Implicit differentiation is useful for, among other things, finding tangent and normal lines to a curve that cannot be expressed in the form y=f(x) y = f ( x ) .

How to differentiate with respect to y? ›

If x is a variable and y is another variable, then the rate of change of x with respect to y is given by dy/dx. This is the general expression of derivative of a function and is represented as f'(x) = dy/dx, where y = f(x) is any function.

How to solve a differential equation? ›

We can solve these differential equations using the technique of an integrating factor.

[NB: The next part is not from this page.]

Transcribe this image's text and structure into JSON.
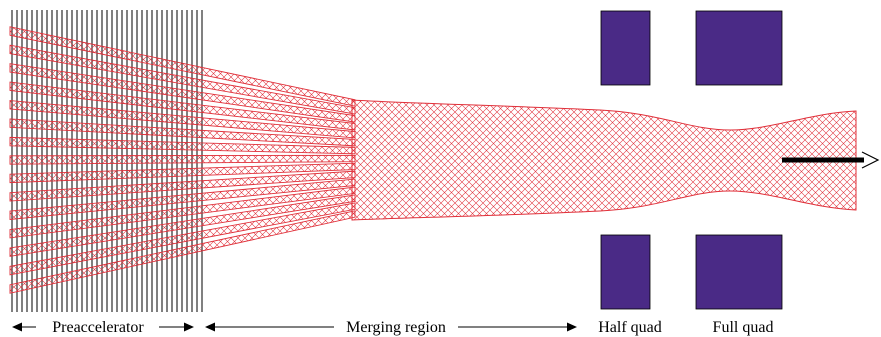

We multiply both sides of the differential equation by the integrating factor I which is defined as I = e∫ P dx. ⇔ Iy = ∫ IQ dx since d dx (Iy) = I dy dx + IPy by the product rule.

What is an example of a differentiation of implicit function? ›

Chain Rule in Implicit Differentiation

We represent the derivative of two functions in product form. This can be understood from the following example: For example, we have to differentiate 3xy2 implicitly with respect to x. d/dx(3xy) = 3y2+3x.

What is the application of implicit differentiation? ›

Implicit differentiation has an important application: it allows to compute the derivatives of inverse functions. It is good that we review this, because we can use these derivatives to find anti-derivatives.

What is an example of implicit? ›

Examples of implicit in a Sentence

There is a sense of moral duty implicit in her writings. I have implicit trust in her honesty. These examples are programmatically compiled from various online sources to illustrate current usage of the word 'implicit.

How do you set up implicit differentiation? ›

Here are the two basic implicit differentiation steps. Suppose you are differentiating with respect to x. Differentiate each side of the equation by treating y as an implicit function of x. This means you need to use the Chain Rule on terms that include y by multiplying by d y d x \frac{dy}{dx} dxdy.

What is the solution of a differential equation in implicit form? ›

A relation F(x,y)=0 is said to be an implicit solution of a differential equation involving x, y, and derivatives of y with respect to x if F(x,y)=0 defines one or more explicit solutions of the differential equation.

What is the implicit difference equation? ›

In the case of deterministic, an implicit difference equation (IDE) can be described in the form AnX(n+1)=BnX(n)+qn,n∈N,(1) where A n , B n ∈ R d × d , X ( n ) , q n ∈ R d and A n may be a singular matrix.

Top Articles
Latest Posts
Article information

Author: Sen. Ignacio Ratke

Last Updated:

Views: 6414

Rating: 4.6 / 5 (56 voted)

Reviews: 87% of readers found this page helpful

Author information

Name: Sen. Ignacio Ratke

Birthday: 1999-05-27

Address: Apt. 171 8116 Bailey Via, Roberthaven, GA 58289

Phone: +2585395768220

Job: Lead Liaison

Hobby: Lockpicking, LARPing, Lego building, Lapidary, Macrame, Book restoration, Bodybuilding

Introduction: My name is Sen. Ignacio Ratke, I am a adventurous, zealous, outstanding, agreeable, precious, excited, gifted person who loves writing and wants to share my knowledge and understanding with you.